Ein 100 Kilometer langes Denkmal

09/2022Gedenkstättenrundbrief 207, S. 3-7
Markus Barnay

Tausende Flüchtlinge, die dem Terror des NS-Regimes entkommen wollten, versuchten zwischen März 1938 und Mai 1945 über Vorarlberg die rettende Schweiz zu erreichen. Welche Dramen sich an der Grenze abspielten, wer geholfen hat und wer gescheitert ist – das erfährt man jetzt direkt an den Schauplätzen der Ereignisse.

Sie sehen aus wie normale Grenzsteine, die Betonblöcke, die seit Juli 2022 entlang der Vorarlberger Radroute Nr. 1 stehen.
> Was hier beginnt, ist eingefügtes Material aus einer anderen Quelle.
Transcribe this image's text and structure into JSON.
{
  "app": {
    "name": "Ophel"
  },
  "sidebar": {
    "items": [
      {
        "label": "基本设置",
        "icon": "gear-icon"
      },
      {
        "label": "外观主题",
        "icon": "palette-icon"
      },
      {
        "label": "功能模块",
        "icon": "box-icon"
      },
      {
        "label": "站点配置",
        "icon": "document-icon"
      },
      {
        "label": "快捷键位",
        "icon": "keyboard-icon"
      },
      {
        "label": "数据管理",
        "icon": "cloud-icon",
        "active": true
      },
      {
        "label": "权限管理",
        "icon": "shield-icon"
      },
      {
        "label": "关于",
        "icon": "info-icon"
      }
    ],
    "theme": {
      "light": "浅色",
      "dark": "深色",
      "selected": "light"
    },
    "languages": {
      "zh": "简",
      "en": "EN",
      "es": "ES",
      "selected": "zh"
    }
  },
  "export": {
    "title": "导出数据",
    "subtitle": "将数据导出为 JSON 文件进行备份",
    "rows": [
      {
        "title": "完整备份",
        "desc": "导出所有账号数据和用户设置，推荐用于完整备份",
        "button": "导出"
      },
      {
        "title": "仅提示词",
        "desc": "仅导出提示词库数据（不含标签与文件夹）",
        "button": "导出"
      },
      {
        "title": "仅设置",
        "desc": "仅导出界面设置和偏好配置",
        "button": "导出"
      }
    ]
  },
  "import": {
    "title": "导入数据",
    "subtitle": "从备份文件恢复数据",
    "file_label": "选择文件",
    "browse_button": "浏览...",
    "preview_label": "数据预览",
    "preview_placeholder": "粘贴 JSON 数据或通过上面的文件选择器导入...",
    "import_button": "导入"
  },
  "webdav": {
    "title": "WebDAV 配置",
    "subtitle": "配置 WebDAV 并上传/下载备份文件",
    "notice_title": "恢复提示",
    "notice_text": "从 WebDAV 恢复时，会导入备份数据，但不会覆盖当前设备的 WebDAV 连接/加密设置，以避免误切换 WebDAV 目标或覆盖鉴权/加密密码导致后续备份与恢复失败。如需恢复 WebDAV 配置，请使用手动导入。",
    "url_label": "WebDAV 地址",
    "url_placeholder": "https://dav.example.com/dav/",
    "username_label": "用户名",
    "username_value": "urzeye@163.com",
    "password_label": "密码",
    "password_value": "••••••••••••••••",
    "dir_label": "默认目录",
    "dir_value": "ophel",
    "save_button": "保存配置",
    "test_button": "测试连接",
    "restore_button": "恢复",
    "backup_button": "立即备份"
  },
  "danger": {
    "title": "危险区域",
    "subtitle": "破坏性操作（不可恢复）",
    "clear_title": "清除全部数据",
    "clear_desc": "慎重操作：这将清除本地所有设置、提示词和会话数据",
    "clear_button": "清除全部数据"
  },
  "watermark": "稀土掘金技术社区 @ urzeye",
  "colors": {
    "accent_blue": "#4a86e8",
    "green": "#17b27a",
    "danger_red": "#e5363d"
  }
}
Doch statt mit den Namen der angrenzenden Länder sind sie mit den Namen von Menschen beschriftet, deren Schicksal sich an der betreffenden Stelle entschied. Über einen QR-Code auf der Oberseite des Steins gelangt man mit dem eigenen Smartphone auf eine Website mit Fotos und einem kurzen Hörspiel über die jeweilige Person.
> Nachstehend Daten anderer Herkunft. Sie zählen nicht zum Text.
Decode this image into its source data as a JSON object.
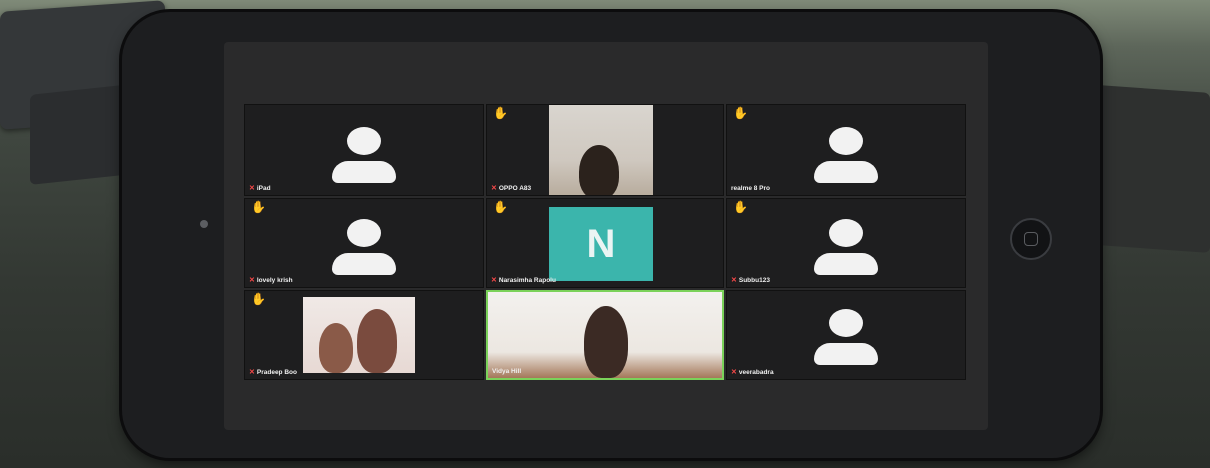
{
  "participants": [
    {
      "name": "iPad",
      "hand_raised": false,
      "video": "avatar"
    },
    {
      "name": "OPPO A83",
      "hand_raised": true,
      "video": "camera"
    },
    {
      "name": "realme 8 Pro",
      "hand_raised": true,
      "video": "avatar"
    },
    {
      "name": "lovely krish",
      "hand_raised": true,
      "video": "avatar"
    },
    {
      "name": "Narasimha Rapolu",
      "hand_raised": true,
      "video": "initial",
      "initial": "N"
    },
    {
      "name": "Subbu123",
      "hand_raised": true,
      "video": "avatar"
    },
    {
      "name": "Pradeep Boo",
      "hand_raised": true,
      "video": "camera"
    },
    {
      "name": "Vidya Hill",
      "hand_raised": false,
      "video": "camera",
      "active_speaker": true
    },
    {
      "name": "veerabadra",
      "hand_raised": false,
      "video": "avatar"
    }
  ],
  "icons": {
    "hand": "raised-hand-icon",
    "mic": "muted-mic-icon"
  },
  "colors": {
    "initial_tile": "#3bb5ac",
    "active_border": "#7bd25a",
    "raised_hand": "#e7b93b",
    "muted_mic": "#ff4a4a"
  }
}
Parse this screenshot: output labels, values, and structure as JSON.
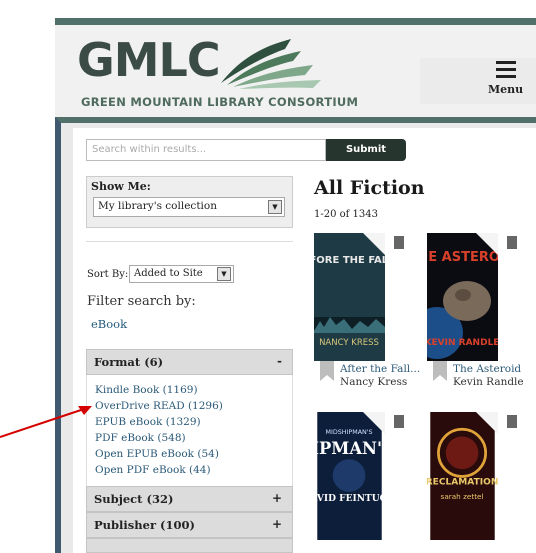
{
  "header": {
    "logo_text": "GMLC",
    "logo_subtitle": "GREEN MOUNTAIN LIBRARY CONSORTIUM",
    "menu_label": "Menu"
  },
  "search": {
    "placeholder": "Search within results...",
    "submit_label": "Submit"
  },
  "sidebar": {
    "show_me_label": "Show Me:",
    "collection_value": "My library's collection",
    "sort_by_label": "Sort By:",
    "sort_value": "Added to Site",
    "filter_label": "Filter search by:",
    "active_filter": "eBook",
    "facets": [
      {
        "title": "Format (6)",
        "toggle": "-"
      },
      {
        "title": "Subject (32)",
        "toggle": "+"
      },
      {
        "title": "Publisher (100)",
        "toggle": "+"
      }
    ],
    "format_items": [
      "Kindle Book (1169)",
      "OverDrive READ (1296)",
      "EPUB eBook (1329)",
      "PDF eBook (548)",
      "Open EPUB eBook (54)",
      "Open PDF eBook (44)"
    ]
  },
  "results": {
    "title": "All Fiction",
    "count": "1-20 of 1343",
    "books": [
      {
        "title": "After the Fall...",
        "author": "Nancy Kress",
        "cover_top_text": "AFTER THE FALL BEFORE THE FALL DURING THE FALL",
        "cover_author": "NANCY KRESS"
      },
      {
        "title": "The Asteroid",
        "author": "Kevin Randle",
        "cover_top_text": "THE ASTEROID",
        "cover_author": "KEVIN RANDLE"
      },
      {
        "title": "",
        "author": "",
        "cover_top_text": "MIDSHIPMAN'S HOPE",
        "cover_author": "DAVID FEINTUCH"
      },
      {
        "title": "",
        "author": "",
        "cover_top_text": "RECLAMATION",
        "cover_author": "sarah zettel"
      }
    ]
  },
  "colors": {
    "accent_green": "#52706a",
    "frame_blue": "#3f5a70",
    "link_blue": "#2b5a78",
    "annotation_arrow": "#d40000"
  }
}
Da schallt einem dann beispielsweise der Schlager »Amerika, du hast es besser« entgegen, den ein gewisser Willy Geber in Wien komponiert hatte und der 1932 auf Schallplatte erschien. Geber gehörte zu den glücklichen Menschen, die es im Sommer 1938 schafften, die grüne Grenze in die Schweiz zu überwinden – unterstützt von SS-Männern, die damals jüdischen Bürgern noch bei der Flucht halfen, nicht ohne sie vorher gründlich auszurauben. Die Schweiz hatte da bereits beschlossen, keine jüdischen Flüchtlinge mehr ins Land zu lassen – aus Angst vor einer »Überfremdung«, wie der Chef der Schweizer Fremdenpolizei, Heinrich Rothmund, argumentierte. Auch an Rothmund und seine antisemitische Politik wird an einer der Hörstationen erinnert.
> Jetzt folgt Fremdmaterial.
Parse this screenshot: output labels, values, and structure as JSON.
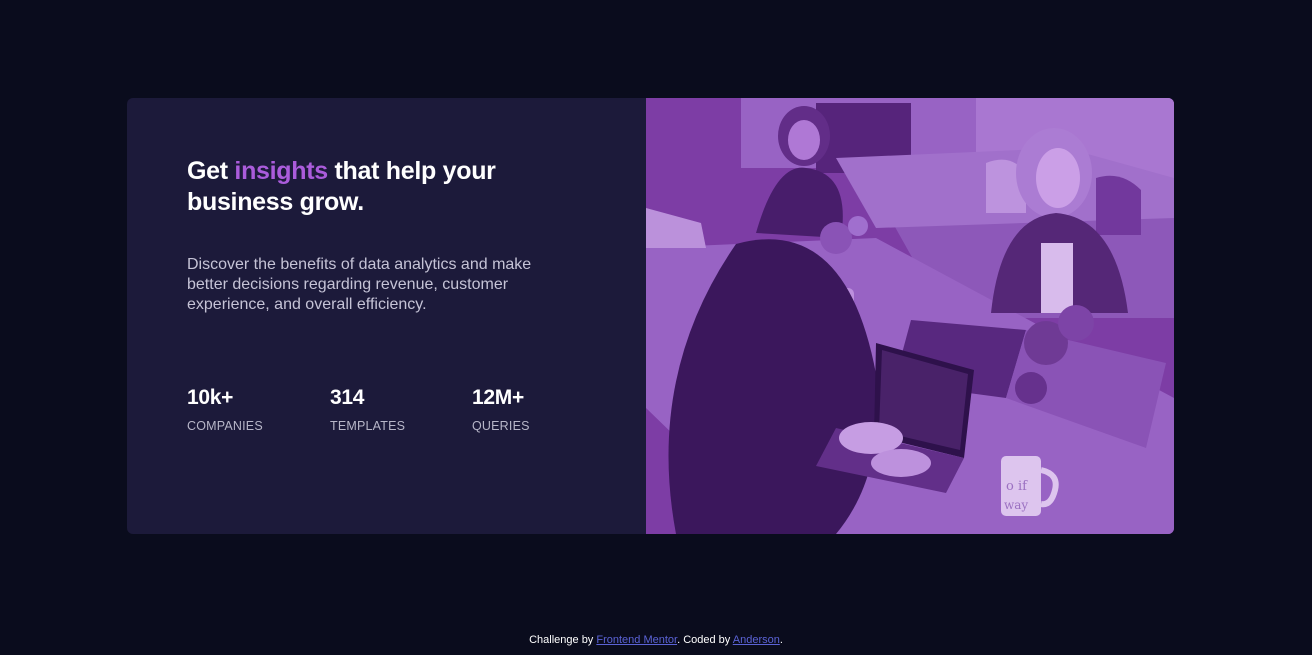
{
  "card": {
    "headline": {
      "before": "Get ",
      "accent": "insights",
      "after": " that help your business grow."
    },
    "description": "Discover the benefits of data analytics and make better decisions regarding revenue, customer experience, and overall efficiency.",
    "stats": [
      {
        "value": "10k+",
        "label": "COMPANIES"
      },
      {
        "value": "314",
        "label": "TEMPLATES"
      },
      {
        "value": "12M+",
        "label": "QUERIES"
      }
    ],
    "image": {
      "mug_text": "o if\nway"
    }
  },
  "footer": {
    "prefix": "Challenge by ",
    "challenge_link": "Frontend Mentor",
    "middle": ". Coded by ",
    "author_link": "Anderson",
    "suffix": "."
  },
  "colors": {
    "page_background": "#0a0c1d",
    "card_background": "#1c1a3a",
    "accent": "#aa5cdb",
    "image_tint": "#7a3d9e",
    "link": "#5b63d6"
  }
}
Willy Geber schlug sich jedenfalls bis nach St. Gallen durch und gelangte später sogar in das »bessere« Amerika. »Wir haben es geschafft! Hoffe euch alle gesund! Und alles in Ordnung«, schrieb er noch an die Zurückgebliebenen in Wien. Seine Karriere als Schlagerkomponist konnte er allerdings in den USA nicht fortsetzen. Er schrieb weiter Songs, aber keiner fand mehr den Weg auf eine Schallplatte.

Idee aus dem Lockdown

Die Idee mit den Hörstationen kam dem Direktor des Jüdischen Museums Hohenems, Hanno Loewy, während der Lockdowns der vergangenen zwei Jahre, als er sich mit seiner Frau zu Fuß und mit dem Fahrrad entlang der Schweizer Grenze »die Füße vertreten« wollte – die Grenze selbst war ja zum ersten Mal seit 1945 hermetisch abgeriegelt und nur mit Sondergenehmigung zu überwinden. Natürlich kannte Loewy die eine oder andere Fluchtgeschichte, kann man sie doch in seinem Museum nachlesen oder sich auf speziellen Führungen erzählen lassen, aber an der Grenze selbst gab es bisher nur eine Gedenktafel, und die erinnert an den Schweizer Polizeihauptmann Paul Grüninger, der wegen seiner illegalen Hilfe für jüdische Flüchtlinge vor Gericht gestellt und seines Amtes enthoben worden war.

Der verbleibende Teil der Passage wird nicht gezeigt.